Suddenly the eggplants in the garden have found their mojo and are producing so many eggplants. It has me scrambling to find different ways to prepare them. Today they are grilled and the flesh is combined with tahini. It is another lovely mezze or tapas dish, or an any-time snack with flatbreads. You will love this. A take on Babaganoush, it is rich, smoky, and creamy.
You can grill/bake the eggplant in several ways. Cook it under the griller, turning often until the skin is blistered and blackened, and the flesh is soft. Or it can be cooked over a gas flame in the same way. But my favourite way is to grill it whole in a covered BBQ (grill) until the skin is blackened and the flesh collapsed. It is the easiest and quickest way at our place.
BTW, the addition of tahini is controversial – some add it, making it taste more like hummus, and some leave it out but add a little more oil. We are using it here, but if you are thinking of pairing it with hummus, you might consider making the Babaganoush without it.
Are you looking for other Eggplant recipes? Try Eggplant with Coriander, Smoky Aubergine with Tahini and Pomegranate, Bengali Eggplant Puree, Eggplant Simmered in a Beautiful Broth, Grilled Eggplant Salad with Pinenuts and Pita Chips, and Deep Fried Eggplant.
Is it Dip Recipes that you are looking for? Try Zhug – Coriander-Walnut Dip, Georgian Coriander, Apricot and Walnut Spread, White Bean, Sage and Roasted Garlic Spread, Tomato and Chilli Jam, and Tahina Tarator.
Roasted Eggplant with Tahina | Babaganoush
1 large eggplant
2 cloves garlic, crushed
2 Tblspn lemon juice
3 Tblspn extra virgin olive oil (sometimes I like to use Indian light sesame oil)
1 -3 Tblspn tahini, to suit your preference
sea salt to taste
mint or parsley (optional)
cumin or chilli powder (optional)
extra virgin olive oil
Roast the whole eggplant over an open gas flame, under the grill, in the oven or on the BBQ (grill) until the skin blisters and chars, and the flesh is soft and collapsing.
Remove the flesh from the skin and place in a sieve or colander. Gently squeeze the flesh to remove as much juice as possible.

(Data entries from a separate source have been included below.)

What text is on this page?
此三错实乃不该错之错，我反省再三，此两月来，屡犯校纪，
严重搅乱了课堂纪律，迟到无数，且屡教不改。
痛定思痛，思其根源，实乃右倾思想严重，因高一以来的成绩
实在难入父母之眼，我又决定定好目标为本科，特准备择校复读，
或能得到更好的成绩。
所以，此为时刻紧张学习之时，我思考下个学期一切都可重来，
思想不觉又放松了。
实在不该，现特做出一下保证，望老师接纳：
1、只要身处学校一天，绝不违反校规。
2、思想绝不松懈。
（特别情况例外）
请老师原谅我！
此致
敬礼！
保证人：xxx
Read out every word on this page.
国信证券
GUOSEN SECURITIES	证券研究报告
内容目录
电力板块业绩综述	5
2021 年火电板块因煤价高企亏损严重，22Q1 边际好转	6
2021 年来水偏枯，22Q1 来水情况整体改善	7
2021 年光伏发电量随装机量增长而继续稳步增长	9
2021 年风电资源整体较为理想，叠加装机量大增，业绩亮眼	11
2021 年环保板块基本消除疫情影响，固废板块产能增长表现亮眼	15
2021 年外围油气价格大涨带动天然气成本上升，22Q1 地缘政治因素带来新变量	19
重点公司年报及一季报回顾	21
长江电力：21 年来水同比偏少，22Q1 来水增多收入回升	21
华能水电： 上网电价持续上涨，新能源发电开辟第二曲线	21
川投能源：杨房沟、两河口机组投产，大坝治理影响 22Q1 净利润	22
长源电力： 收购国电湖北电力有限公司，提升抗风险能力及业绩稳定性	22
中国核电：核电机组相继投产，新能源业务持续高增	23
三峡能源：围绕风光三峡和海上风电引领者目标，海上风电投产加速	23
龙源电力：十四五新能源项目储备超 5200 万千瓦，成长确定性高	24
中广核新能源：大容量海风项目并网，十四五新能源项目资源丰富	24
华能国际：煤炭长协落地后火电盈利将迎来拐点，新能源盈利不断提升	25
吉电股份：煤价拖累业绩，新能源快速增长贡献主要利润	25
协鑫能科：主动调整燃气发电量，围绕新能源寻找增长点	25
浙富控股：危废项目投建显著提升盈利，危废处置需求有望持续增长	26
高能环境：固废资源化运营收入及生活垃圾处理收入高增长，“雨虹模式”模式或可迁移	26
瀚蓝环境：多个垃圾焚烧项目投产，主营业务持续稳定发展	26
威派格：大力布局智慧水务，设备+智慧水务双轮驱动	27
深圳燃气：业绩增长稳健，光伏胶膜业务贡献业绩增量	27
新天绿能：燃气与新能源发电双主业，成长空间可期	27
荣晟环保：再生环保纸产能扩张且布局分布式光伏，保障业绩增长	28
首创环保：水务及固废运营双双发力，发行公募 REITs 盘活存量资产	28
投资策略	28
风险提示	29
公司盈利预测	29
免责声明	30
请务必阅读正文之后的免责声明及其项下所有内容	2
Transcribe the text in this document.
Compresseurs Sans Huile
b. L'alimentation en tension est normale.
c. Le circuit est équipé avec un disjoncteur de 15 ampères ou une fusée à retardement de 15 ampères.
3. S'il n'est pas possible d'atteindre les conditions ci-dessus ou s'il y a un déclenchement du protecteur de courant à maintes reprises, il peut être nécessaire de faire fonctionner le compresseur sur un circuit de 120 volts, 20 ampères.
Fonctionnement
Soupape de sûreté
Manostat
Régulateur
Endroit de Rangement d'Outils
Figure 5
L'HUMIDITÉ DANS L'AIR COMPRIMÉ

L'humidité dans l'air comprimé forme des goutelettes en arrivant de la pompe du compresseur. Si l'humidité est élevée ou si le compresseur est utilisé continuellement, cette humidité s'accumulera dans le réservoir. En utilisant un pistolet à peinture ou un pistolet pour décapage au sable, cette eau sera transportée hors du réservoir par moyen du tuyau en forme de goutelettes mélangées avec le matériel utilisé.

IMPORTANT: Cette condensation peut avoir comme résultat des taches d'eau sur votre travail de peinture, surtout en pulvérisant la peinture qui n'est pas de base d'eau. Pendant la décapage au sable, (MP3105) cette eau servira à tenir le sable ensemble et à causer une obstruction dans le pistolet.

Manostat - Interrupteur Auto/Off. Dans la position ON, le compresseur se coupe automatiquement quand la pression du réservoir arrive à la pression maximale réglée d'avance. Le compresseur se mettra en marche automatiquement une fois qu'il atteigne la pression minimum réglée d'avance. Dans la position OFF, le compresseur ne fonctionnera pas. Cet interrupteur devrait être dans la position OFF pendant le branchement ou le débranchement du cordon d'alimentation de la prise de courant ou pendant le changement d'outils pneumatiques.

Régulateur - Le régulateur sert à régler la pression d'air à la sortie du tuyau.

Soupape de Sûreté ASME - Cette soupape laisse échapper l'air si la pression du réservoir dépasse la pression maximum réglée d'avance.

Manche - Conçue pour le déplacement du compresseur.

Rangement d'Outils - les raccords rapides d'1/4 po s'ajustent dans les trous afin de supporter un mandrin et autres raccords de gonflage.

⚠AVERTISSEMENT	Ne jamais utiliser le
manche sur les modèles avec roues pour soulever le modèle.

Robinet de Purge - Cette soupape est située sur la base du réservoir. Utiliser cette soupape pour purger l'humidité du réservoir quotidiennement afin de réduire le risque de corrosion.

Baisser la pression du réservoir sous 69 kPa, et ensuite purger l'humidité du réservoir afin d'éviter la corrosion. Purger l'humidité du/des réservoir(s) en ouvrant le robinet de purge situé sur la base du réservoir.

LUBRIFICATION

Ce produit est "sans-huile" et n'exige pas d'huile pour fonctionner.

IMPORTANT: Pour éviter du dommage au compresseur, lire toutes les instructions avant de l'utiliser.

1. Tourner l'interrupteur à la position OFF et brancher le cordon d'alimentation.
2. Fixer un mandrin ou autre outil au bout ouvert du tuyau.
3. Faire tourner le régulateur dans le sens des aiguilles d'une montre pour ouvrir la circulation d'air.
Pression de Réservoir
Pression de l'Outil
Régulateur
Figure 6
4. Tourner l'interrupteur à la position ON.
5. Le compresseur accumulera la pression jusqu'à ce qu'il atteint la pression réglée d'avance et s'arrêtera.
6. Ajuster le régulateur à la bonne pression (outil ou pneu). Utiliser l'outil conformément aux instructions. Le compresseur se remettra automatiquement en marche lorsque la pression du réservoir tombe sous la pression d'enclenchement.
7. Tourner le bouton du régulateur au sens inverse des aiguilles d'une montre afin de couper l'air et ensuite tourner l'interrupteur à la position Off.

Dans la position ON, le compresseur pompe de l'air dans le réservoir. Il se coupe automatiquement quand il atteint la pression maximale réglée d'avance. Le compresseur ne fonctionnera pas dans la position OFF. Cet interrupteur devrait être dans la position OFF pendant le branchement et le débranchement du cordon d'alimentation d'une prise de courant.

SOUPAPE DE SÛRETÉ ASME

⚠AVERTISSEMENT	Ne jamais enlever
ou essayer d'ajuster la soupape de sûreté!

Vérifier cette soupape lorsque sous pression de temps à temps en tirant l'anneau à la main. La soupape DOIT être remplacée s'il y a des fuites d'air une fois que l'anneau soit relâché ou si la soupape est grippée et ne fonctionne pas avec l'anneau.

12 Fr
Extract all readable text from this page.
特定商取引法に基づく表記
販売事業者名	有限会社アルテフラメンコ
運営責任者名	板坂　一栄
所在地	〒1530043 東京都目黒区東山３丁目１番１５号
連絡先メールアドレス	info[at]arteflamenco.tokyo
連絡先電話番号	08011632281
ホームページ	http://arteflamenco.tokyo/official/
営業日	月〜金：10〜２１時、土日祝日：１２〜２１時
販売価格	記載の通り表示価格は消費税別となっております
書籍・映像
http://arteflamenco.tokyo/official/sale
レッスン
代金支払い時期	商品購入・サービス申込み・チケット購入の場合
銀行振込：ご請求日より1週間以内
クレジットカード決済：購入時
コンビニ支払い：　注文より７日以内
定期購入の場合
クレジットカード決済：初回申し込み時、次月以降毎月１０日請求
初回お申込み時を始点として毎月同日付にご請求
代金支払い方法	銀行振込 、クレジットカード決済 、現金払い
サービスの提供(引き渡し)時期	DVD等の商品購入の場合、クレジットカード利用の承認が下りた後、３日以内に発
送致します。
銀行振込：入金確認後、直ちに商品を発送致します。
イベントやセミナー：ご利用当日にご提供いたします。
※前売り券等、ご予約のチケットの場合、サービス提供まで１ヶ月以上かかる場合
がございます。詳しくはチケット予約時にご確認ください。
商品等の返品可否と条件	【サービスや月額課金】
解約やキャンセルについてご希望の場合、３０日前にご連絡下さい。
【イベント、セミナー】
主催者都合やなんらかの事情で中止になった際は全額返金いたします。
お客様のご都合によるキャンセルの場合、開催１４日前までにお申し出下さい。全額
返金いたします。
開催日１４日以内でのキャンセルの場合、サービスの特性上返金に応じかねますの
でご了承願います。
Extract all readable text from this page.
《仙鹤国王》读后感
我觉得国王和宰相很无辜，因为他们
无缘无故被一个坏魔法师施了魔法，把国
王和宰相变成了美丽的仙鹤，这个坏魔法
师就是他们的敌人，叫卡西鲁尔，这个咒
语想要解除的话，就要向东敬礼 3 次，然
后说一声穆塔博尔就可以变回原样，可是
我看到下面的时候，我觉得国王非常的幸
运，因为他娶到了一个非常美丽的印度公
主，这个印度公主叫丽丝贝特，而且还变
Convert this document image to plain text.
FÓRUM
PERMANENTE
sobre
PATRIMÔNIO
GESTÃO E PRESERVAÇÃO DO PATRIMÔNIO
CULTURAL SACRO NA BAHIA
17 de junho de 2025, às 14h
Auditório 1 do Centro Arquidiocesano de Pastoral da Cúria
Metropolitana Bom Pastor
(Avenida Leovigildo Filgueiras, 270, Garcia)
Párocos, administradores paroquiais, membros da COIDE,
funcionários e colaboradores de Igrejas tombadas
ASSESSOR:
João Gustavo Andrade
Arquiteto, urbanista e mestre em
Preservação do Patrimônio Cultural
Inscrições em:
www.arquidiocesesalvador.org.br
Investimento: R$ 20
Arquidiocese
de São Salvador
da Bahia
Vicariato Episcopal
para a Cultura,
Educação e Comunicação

Put the eggplant flesh in a bowl and mash with the garlic, lemon juice, oil, tahini and salt to taste. Add one ingredient at a time, beating well in between. As you add the tahini, the mixture will become pale and creamy. Add 1 Tblspn at a time until you reach the level of tahini you want.
Transfer to a serving bowl, drizzle with olive oil, sprinkle with chilli or cumin powder and/or mint or parsley (see below for alternative toppings).
Serve with warm pita bread, Middle Eastern flatbread or vegetables for dipping.
recipe notes and alternatives
Mint and/or parsley can be chopped finely and added to the babaganoush.
Sometimes I add a lot of tahini, sometimes only a spoonful. Feel free to vary the amount.
1 – 2 Tblspns plain yoghurt can be stirred through.
You can blend it in a food processor if you prefer a smooth puree.
Toppings for Babaganoush
In many places it is common to add toppings to babaganoush. Pomegranate seeds are fairly traditional, but don’t be constrained in your choices. Here are some suggestions – use one, or choose several and add in combination.
- pomegranate kernels
- finely chopped soft herbs
- chilli flakes
- sesame seeds
- olive oil
- crushed almonds and/or hazelnuts
- grilled zucchini slices
- shaved fennel
- roasted carrots
- roasted tomatoes
- toasted pine nuts
- crispy fried onions
- charred red, green or yellow capsicums
- hazelnut oil
- avocado oil
- turmeric oil
- diced cucumber
- sour grapes (from Middle Eastern groceries)
- chilli paste or chilli jam
- tamarind syrup
- feta paste
- this lemon-chilli paste
Do you have any other ideas and suggestions?